Tammi Sharpe has created an oral history project that examines the statements of bystanders or supporters of segregation during the civil rights movement in the 1960s in the United States. Birmingham was a focal point of civil rights activities and the Birmingham Civil Rights Institute (BCRI) has an extensive oral history collection of foot soldiers in the movement but no documentation on resistance to it. This omission represents a significant gap in the public’s understanding of the period and a challenge to dealing with the history of race in the United States in a robust way. Tammi publicized her idea for a project in local newspapers, and interviewees contacted her and asked to be interviewed and to tell their stories. Those oral histories are now part of the BCRI collection.
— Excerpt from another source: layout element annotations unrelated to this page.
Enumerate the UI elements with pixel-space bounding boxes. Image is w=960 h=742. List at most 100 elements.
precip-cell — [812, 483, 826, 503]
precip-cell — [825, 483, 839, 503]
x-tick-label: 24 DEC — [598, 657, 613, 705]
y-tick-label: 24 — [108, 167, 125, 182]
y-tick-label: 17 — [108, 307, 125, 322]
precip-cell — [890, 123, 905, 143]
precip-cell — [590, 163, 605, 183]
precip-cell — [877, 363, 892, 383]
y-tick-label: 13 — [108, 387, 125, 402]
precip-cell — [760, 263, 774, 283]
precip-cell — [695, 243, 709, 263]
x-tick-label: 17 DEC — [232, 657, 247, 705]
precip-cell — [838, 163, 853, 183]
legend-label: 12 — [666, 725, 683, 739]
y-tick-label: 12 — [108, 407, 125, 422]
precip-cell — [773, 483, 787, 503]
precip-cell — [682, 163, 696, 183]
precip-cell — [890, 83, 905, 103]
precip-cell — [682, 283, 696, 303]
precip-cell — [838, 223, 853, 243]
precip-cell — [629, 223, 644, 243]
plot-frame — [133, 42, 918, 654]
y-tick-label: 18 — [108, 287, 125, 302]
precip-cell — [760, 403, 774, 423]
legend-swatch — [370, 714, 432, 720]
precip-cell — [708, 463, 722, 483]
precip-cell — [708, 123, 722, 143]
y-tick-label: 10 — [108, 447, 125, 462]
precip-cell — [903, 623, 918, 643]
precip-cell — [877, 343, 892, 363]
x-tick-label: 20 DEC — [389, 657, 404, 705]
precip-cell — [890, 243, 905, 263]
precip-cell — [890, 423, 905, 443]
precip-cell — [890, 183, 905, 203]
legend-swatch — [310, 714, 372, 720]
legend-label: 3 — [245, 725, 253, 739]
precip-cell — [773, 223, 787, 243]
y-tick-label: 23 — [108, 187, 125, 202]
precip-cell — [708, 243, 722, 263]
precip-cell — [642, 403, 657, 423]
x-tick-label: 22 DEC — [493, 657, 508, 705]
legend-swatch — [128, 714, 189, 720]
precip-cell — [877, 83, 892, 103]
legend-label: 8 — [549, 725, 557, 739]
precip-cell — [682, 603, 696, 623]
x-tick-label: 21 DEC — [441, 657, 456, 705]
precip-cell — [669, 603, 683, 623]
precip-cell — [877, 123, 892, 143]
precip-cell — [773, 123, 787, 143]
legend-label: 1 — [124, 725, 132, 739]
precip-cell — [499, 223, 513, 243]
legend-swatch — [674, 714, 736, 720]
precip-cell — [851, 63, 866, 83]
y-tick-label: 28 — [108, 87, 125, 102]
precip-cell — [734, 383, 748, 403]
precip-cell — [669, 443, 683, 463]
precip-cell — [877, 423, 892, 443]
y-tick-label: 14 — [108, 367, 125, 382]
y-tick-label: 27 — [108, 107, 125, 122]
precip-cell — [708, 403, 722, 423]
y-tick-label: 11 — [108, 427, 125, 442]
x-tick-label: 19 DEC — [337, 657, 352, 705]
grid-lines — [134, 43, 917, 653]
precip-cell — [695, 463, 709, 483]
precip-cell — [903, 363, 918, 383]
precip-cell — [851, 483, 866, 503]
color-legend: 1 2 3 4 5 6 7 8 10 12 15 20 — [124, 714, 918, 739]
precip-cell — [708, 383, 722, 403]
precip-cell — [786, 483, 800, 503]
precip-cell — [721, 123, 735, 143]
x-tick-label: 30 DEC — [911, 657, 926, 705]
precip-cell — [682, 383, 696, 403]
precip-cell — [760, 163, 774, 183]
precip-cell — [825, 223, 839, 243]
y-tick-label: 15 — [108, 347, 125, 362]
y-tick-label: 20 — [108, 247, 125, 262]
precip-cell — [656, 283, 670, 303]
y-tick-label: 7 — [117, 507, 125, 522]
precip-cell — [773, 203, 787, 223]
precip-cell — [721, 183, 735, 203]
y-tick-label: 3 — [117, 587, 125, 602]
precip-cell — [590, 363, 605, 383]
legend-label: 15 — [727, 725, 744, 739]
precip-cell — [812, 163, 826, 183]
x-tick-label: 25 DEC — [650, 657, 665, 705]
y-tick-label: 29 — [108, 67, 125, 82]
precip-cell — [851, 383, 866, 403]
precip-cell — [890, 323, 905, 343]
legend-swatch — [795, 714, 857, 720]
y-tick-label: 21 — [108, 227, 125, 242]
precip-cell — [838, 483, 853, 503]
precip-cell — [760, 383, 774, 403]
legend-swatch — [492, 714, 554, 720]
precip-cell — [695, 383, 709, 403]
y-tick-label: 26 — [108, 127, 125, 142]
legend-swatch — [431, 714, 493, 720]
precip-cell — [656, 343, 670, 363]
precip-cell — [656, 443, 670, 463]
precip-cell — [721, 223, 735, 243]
The completion of the oral history component coincided with public events related to the project, in which individuals who Tammi interviewed as well as foot soldiers in the civil rights movement told their stories to a general audience, spurring conversation about the past. The events were recorded and were aired on NPR and made available as a podcast. Finally, Tammi is completing a book based on edited summaries of the 21 interviews she conducted; the text also contains historical background on race relations and slavery in the United States and a meditation on atoning for the crimes of slavery and segregation, offering lessons for other countries trying to redress legacies of human rights violations. These three Foot Soldiers' oral histories were part of the original Oral History Collection at BCRI, which has more than 500 interviews. The project is in the final stages.